Ideologia Gender. Alberani (Cisl): Iniziativa inutile. Parliamo di lavoro

Bologna, 18 mar. – La Cisl dell’Area metropolitana di Bologna non vuole essere tacciata di omofobia. Per questo, il segretario generale Alessandro Alberani ha deciso di alzare la voce in merito al convegno contro la cosiddetta “Ideologia Gender in programma domani sera nella chiesa di San Salvatore, in via Cesare Battisti, pieno centro di Bologna. Tra gli organizzatori figura anche la Cisl Medici e questo proprio non è andato giù ad Alberani. “Noi come organizzazioni sindacali Cisl ci siamo sempre ispirati nel nostro statuto all’articolo 3 della Costituzione, che è per il rispetto di tutte le diversità e per il rispetto anche di tutte le idee di genere. Insomma, siamo contro qualsiasi tipo di discriminazione. Noi non abbiamo organizzato questa iniziativa, e chi l’ha organizzato l’ha fatto a titolo personale e risponde personalmente per aver apposto la firma e il simbolo, ma non c’è l’ok da parte della Cisl confederale“.

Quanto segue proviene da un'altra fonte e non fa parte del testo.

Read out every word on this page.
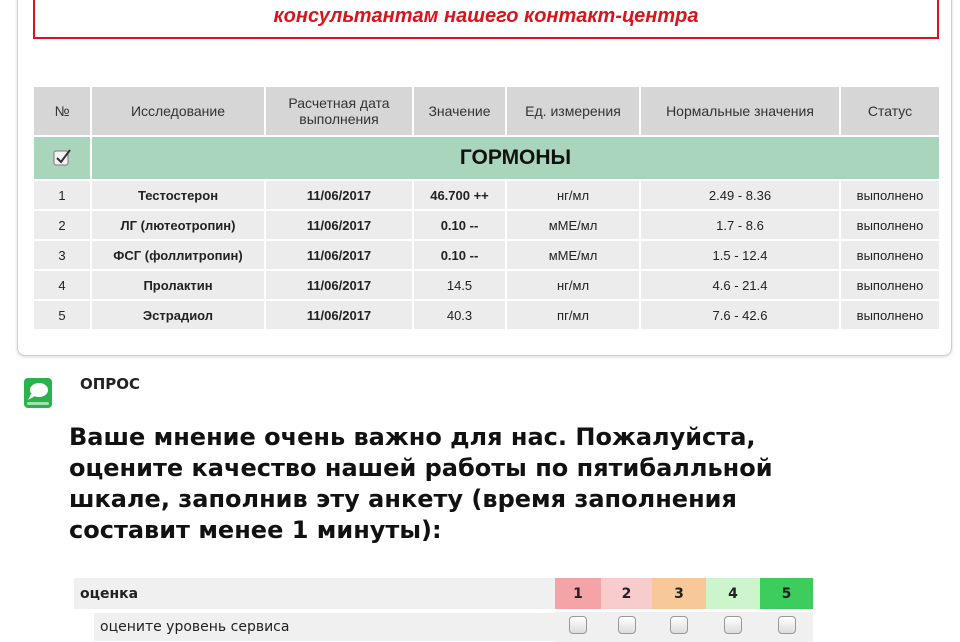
консультантам нашего контакт-центра
№	Исследование	Расчетная дата выполнения	Значение	Ед. измерения	Нормальные значения	Статус
	ГОРМОНЫ					
1	Тестостерон	11/06/2017	46.700 ++	нг/мл	2.49 - 8.36	выполнено
2	ЛГ (лютеотропин)	11/06/2017	0.10 --	мМЕ/мл	1.7 - 8.6	выполнено
3	ФСГ (фоллитропин)	11/06/2017	0.10 --	мМЕ/мл	1.5 - 12.4	выполнено
4	Пролактин	11/06/2017	14.5	нг/мл	4.6 - 21.4	выполнено
5	Эстрадиол	11/06/2017	40.3	пг/мл	7.6 - 42.6	выполнено
ОПРОС

Ваше мнение очень важно для нас. Пожалуйста, оцените качество нашей работы по пятибалльной шкале, заполнив эту анкету (время заполнения составит менее 1 минуты):

оценка	1	2	3	4	5

оцените уровень сервиса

‘Ideologia Gender’. Anche la Cisl al convegno omofobo e pro vita

La Cisl “non si riconosce in quella iniziativa” scandisce Alberani che, pur rivendicando la libertà dei singoli e delle organizzazioni di avere un parere su tutto, non vuole assolutamente che il simbolo del sindacato sia associato a dibattiti e ad iniziative sulla bioetica. “Noi siamo un sindacato e ci occupiamo principalmente di lavoro. Anche con Merola (in merito alle polemiche seguita alla decisione di trascrivere i matrimoni tra persone dello stesso sesso celebrati all’estero, ndr) ci siamo sempre tenuti molto fuori perchè pensiamo che quello spetti alla sensibilità personale”. All’interno della Cisl, spiega il segretario bolognese, ci sono “mille e mille pensieri che vanno comunque rispettati, ma comunque nell’alveo dell’articolo 3 della Costituzione“.

Alberani non ha ancora parlato con Stefano Mancini, dei Medici Cisl di Modena che è tra gli organizzatori del convegno anti-gender e che non avrebbe nemmeno avvisato i colleghi di Bologna. “Hanno sbagliato ad utilizzare il simbolo della Cisl medici. Siamo sindacato e dobbiamo restare tale: abbiamo già molto da lavorare su quelli che sono i temi del lavoro, della contrattazione, della crisi. Gli altri temi appartengono alla sfera privata“. Sbagliato, quindi, tirare per la giacca il sindacato, anche se di tradizione cattolico. E per spiegare meglio il concetto, Alberani cita l’esempio del referendum consultivo comunale sui finanziamenti alle scuole paritarie private: “La decisione (di partecipare al comitato referendario contrario all’abolizione, ndr) in quel caso fu presa negli organismi fu presa negli organismi. Fu discussa. E poi era un tema legato al lavoro di tanti insegnanti”. Sbagliato quindi accomunare la battaglia in difesa delle paritarie private a quella contro i matrimoni tra persone dello stesso sesso o contro le adozioni alle coppie gay. “Noi ci siamo sempre defilati- prosegue Alberani- ma non perché non abbiamo un pensiero ma perché penso non sia tra i compiti della nostra organizzazione entrare in questi temi qua“.

Lo Statuto della Cisl non prevede sanzioni ma richiami verbali per chi usa in maniera impropria i simboli del sindacato. Secondo Alberani però non ci sono gli estremi per un richiamo formale a Mancini: “Daremmo troppa importanza a quella iniziativa. Sinceramente, preferirei vedere iniziative sulla crisi e sull’occupazione. Mi piacerebbe dare più enfasi e più importanza a quelle che a queste, quindi non gli faccio il regalo di pubblicizzare questa cosa“.